Some of the docks and piers in this area are so large that hundreds of ships could dock comfortably; yet there is nothing "oceanic" near these docks except a prehistoric coastline indicated by chalky deposits of ancient salt water fossils.

    Lake Titicaca, languishing miles away, is nearly 100 feet lower than the ruined docks.
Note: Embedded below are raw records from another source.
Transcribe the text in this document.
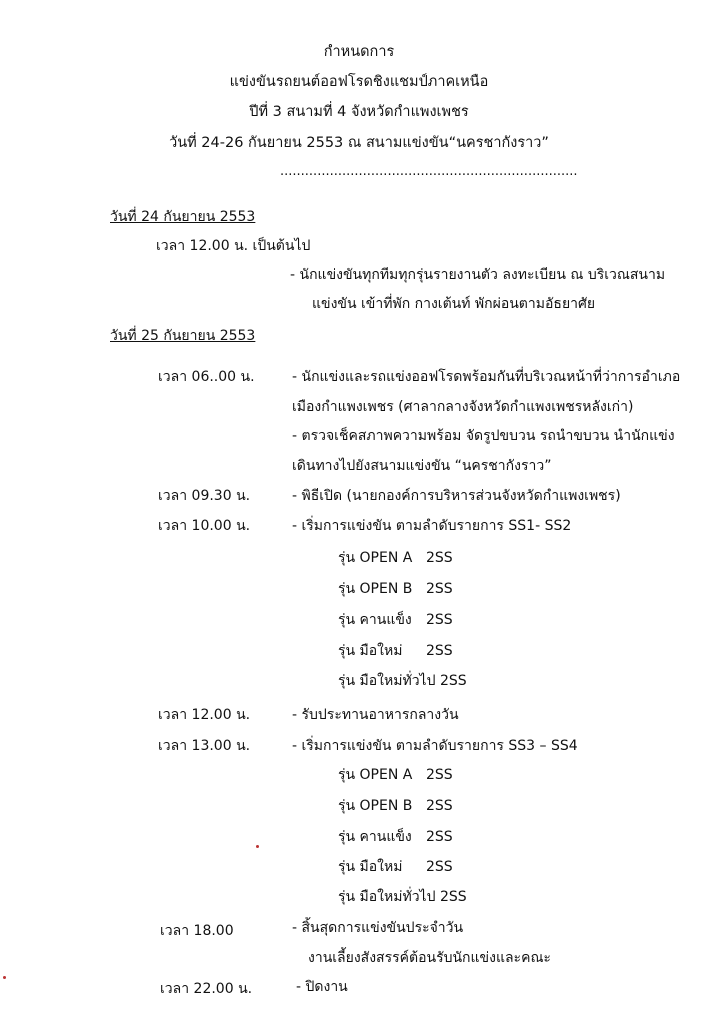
กำหนดการ
แข่งขันรถยนต์ออฟโรดชิงแชมป์ภาคเหนือ
ปีที่ 3 สนามที่ 4 จังหวัดกำแพงเพชร
วันที่ 24-26 กันยายน 2553 ณ สนามแข่งขัน“นครชากังราว”
........................................................................
วันที่ 24 กันยายน 2553
เวลา 12.00 น. เป็นต้นไป
- นักแข่งขันทุกทีมทุกรุ่นรายงานตัว ลงทะเบียน ณ บริเวณสนาม
แข่งขัน เข้าที่พัก กางเต้นท์ พักผ่อนตามอัธยาศัย
วันที่ 25 กันยายน 2553
เวลา 06..00 น.	- นักแข่งและรถแข่งออฟโรดพร้อมกันที่บริเวณหน้าที่ว่าการอำเภอ
เมืองกำแพงเพชร (ศาลากลางจังหวัดกำแพงเพชรหลังเก่า)
- ตรวจเช็คสภาพความพร้อม จัดรูปขบวน รถนำขบวน นำนักแข่ง
เดินทางไปยังสนามแข่งขัน “นครชากังราว”
เวลา 09.30 น.	- พิธีเปิด (นายกองค์การบริหารส่วนจังหวัดกำแพงเพชร)
เวลา 10.00 น.	- เริ่มการแข่งขัน ตามลำดับรายการ SS1- SS2
รุ่น OPEN A 2SS
รุ่น OPEN B 2SS
รุ่น คานแข็ง 2SS
รุ่น มือใหม่ 2SS
รุ่น มือใหม่ทั่วไป 2SS
เวลา 12.00 น.	- รับประทานอาหารกลางวัน
เวลา 13.00 น.	- เริ่มการแข่งขัน ตามลำดับรายการ SS3 – SS4
รุ่น OPEN A 2SS
รุ่น OPEN B 2SS
รุ่น คานแข็ง 2SS
รุ่น มือใหม่ 2SS
รุ่น มือใหม่ทั่วไป 2SS
เวลา 18.00	- สิ้นสุดการแข่งขันประจำวัน
งานเลี้ยงสังสรรค์ต้อนรับนักแข่งและคณะ
เวลา 22.00 น.	- ปิดงาน
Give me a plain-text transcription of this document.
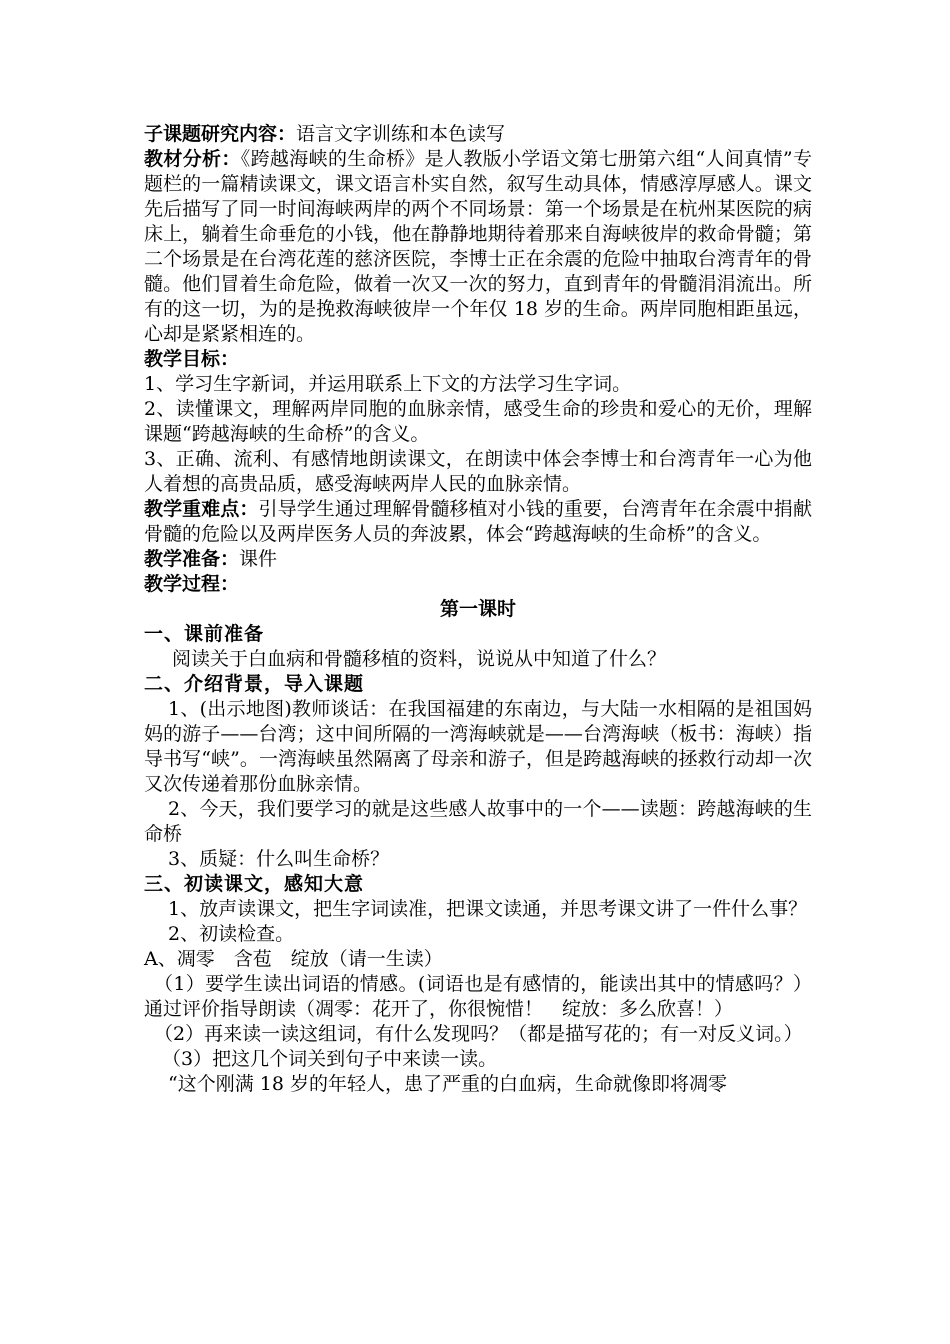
子课题研究内容：语言文字训练和本色读写

教材分析：《跨越海峡的生命桥》是人教版小学语文第七册第六组“人间真情”专题栏的一篇精读课文，课文语言朴实自然，叙写生动具体，情感淳厚感人。课文先后描写了同一时间海峡两岸的两个不同场景：第一个场景是在杭州某医院的病床上，躺着生命垂危的小钱，他在静静地期待着那来自海峡彼岸的救命骨髓；第二个场景是在台湾花莲的慈济医院，李博士正在余震的危险中抽取台湾青年的骨髓。他们冒着生命危险，做着一次又一次的努力，直到青年的骨髓涓涓流出。所有的这一切，为的是挽救海峡彼岸一个年仅 18 岁的生命。两岸同胞相距虽远，心却是紧紧相连的。

教学目标：

1、学习生字新词，并运用联系上下文的方法学习生字词。

2、读懂课文，理解两岸同胞的血脉亲情，感受生命的珍贵和爱心的无价，理解课题“跨越海峡的生命桥”的含义。

3、正确、流利、有感情地朗读课文，在朗读中体会李博士和台湾青年一心为他人着想的高贵品质，感受海峡两岸人民的血脉亲情。

教学重难点：引导学生通过理解骨髓移植对小钱的重要，台湾青年在余震中捐献骨髓的危险以及两岸医务人员的奔波累，体会“跨越海峡的生命桥”的含义。

教学准备：课件

教学过程：

第一课时

一、课前准备

阅读关于白血病和骨髓移植的资料，说说从中知道了什么？

二、介绍背景，导入课题

1、(出示地图)教师谈话：在我国福建的东南边，与大陆一水相隔的是祖国妈妈的游子——台湾；这中间所隔的一湾海峡就是——台湾海峡（板书：海峡）指导书写“峡”。一湾海峡虽然隔离了母亲和游子，但是跨越海峡的拯救行动却一次又次传递着那份血脉亲情。

2、今天，我们要学习的就是这些感人故事中的一个——读题：跨越海峡的生命桥

3、质疑：什么叫生命桥？

三、初读课文，感知大意

1、放声读课文，把生字词读准，把课文读通，并思考课文讲了一件什么事？

2、初读检查。

A、凋零　含苞　绽放（请一生读）

（1）要学生读出词语的情感。(词语也是有感情的，能读出其中的情感吗？）通过评价指导朗读（凋零：花开了，你很惋惜！　绽放：多么欣喜！）

（2）再来读一读这组词，有什么发现吗？（都是描写花的；有一对反义词。）

（3）把这几个词关到句子中来读一读。

“这个刚满 18 岁的年轻人，患了严重的白血病，生命就像即将凋零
What tremendous geological upheaval has occurred in the land in the last two thousand years that could have tumbled these huge stones while heaving the entire altiplano region two miles into the sky?
    Scientists know of nothing, however, the Book of Mormon makes it perfectly clear: After describing the destruction of several cities, from being sunk into the sea to having mountains carried up over them (3 Nephi 8:8-11), the record goes on to say: “There was a more great and terrible destruction in the land northward; for the whole face of the land was changed” and the “exceeding great quaking of the whole earth” which lasted “for about the space of three hours” (3 Nephi 8:12,19).
For anyone that has been through a devastating earthquake that lasted about two to three minutes, can appreciate the unbelievable destructive power of a quake that lasted three very long hours.
    It was the Lord himself who spoke of “all these cities have I sunk, and made hills and valleys in the places thereof” (3 Nephi 9:7), and “many great destructions have I caused to come upon this land, and upon this people” (3 Nephi 9:12), and “that great city Moroni have I caused to be sunk in the depth of the sea” (3 Nephi 9:4), and “that great city Moronihah have I covered with earth” and “the city of Gilgal have I caused to be sunk” (3 Nephi 8:5-6).
    When cities are sunk into the sea, when mountains raise up to cover cities, when cities are buried beneath valleys and hills, one might want to consider the enormous and wide-spread cataclysmic event this three hour earthquake caused. No wonder that Lake Titicaca was raised nearly two miles into the air from sea level as mountains rose about it, and the city of Tiwanaku, once a great seaport city, now sits high in the Andes, and all the tumultuous damage done to huge slabs of rock weighing hundreds of tons.
    Science may not have the answer, but the Book of Mormon certainly does.

1 comment:

  1. Lake Titicaca has a salinity of only 5.5 parts per thousand and thus wouldn't taste salty. It is considered a freshwater lake.

    Compare Lake Poopo which is highly saline and is a remnant of a much larger lake than Titicaca. Salar de Uyuni (largest salt flats in the world) is also a remnant of that lake. It is called Lake Tauca and was larger than Lake Bonneville.

    That the water was there is a fact. The shorelines are marked on the mountains, the salt flats remain, and ancient reefs remain as well as sealife remnants.

    Lake Tauca was either an extention of the Eastern Sea inland through what it currently the Altiplano.

    Or, it was made up of seawater trapped between the western and eastern mountains post global flood. Being unsustainable, the water had nowhere to go but dry up and get wiped out in large part by the cataclysm.

    In either scenario, its waters were ample enough to have been the body of water upon which the docks rested, and to have washed over and wiped out Tiwanaku.

    The vanished Lake Tauca was a bigger player than Titicaca with almost 10 times the surface area. Though again, you could argue that Lake Tauca was the Eastern Sea before the mountains came up on the east. Though the current underlying tectonic plate of the Airplano has interesting characteristics which may tell a different story.